Question 7.39 - URBAN OWNERS PART II

Exercise 7.33 gives a scatterplot displaying the relationship between the percent of families that own their home and the percent of the population living in urban areas. Below is a similar scatterplot, excluding District of Columbia, as well as the residuals plot. There were 51 cases.
URBAN OWNERS

URBAN OWNERS

(a) For these data, R2 = 0.28. What is the correlation? How can you tell if it is positive or negative?

Since R2 is the square of the correlation, then the correlation, ‘r’ is as shown below:

correlation<- round(sqrt(0.28),2)
cat("The correlation is,", correlation)
## The correlation is, 0.53

We can tell if the correlation is positive or negative by looking at the pattern in which the dots are scattered in the scatter plot. There is an obvious downward trend in the scatter plot which denotes a a negative correlation between Urban population and homeownership.

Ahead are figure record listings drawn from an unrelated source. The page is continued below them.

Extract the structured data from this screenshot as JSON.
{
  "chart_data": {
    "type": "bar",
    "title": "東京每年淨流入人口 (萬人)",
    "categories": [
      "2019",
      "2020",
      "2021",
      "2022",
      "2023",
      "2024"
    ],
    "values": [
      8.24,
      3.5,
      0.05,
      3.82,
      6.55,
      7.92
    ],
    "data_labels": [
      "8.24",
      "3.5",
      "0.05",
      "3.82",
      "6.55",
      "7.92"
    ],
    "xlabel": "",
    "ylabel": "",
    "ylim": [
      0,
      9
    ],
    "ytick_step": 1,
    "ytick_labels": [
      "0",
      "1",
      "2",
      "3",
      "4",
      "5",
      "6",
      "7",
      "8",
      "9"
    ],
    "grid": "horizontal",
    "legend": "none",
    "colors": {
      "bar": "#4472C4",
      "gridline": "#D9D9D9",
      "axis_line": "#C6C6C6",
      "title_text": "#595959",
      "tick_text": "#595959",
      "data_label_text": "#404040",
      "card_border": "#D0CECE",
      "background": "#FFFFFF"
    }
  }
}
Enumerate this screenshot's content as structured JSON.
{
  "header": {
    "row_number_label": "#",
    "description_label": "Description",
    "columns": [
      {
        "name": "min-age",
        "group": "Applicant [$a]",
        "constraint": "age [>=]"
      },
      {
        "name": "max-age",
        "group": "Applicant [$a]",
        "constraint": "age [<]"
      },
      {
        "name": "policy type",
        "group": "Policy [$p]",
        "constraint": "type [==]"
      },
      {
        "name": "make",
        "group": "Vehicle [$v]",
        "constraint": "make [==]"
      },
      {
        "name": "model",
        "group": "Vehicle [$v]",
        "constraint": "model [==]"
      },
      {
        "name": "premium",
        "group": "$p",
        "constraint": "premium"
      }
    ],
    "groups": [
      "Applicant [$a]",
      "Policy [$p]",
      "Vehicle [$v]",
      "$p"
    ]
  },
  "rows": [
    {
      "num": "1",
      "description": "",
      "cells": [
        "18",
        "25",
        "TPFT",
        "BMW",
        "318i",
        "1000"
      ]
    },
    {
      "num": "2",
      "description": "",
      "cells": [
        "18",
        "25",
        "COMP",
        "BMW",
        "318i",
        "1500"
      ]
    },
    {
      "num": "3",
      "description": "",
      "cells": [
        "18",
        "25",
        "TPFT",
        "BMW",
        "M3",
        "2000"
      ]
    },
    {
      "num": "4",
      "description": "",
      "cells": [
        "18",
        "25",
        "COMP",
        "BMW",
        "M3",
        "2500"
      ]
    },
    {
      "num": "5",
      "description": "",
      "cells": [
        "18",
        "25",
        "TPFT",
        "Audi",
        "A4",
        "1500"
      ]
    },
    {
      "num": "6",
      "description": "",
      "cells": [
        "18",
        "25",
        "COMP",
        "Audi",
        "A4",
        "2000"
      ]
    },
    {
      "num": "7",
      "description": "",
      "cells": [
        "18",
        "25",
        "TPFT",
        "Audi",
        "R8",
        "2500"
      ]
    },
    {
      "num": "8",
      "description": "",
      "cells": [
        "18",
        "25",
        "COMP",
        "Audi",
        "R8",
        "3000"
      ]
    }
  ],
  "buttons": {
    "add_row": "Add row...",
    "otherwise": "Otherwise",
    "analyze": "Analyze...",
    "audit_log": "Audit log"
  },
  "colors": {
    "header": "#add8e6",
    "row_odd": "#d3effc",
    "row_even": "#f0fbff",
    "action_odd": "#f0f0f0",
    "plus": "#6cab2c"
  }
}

(b) Examine the residual plot. What do you observe? Is a simple least squares fit appropriate for these data?

When i examined the residual plot, i observed that there is non constant variance. Look at how the dots fan out around the line. As \(x\) increases, so does variability.

Since the data does not meet the ’constant variablility requirement, i do not think that it is appropriate to use a simple least fit squares.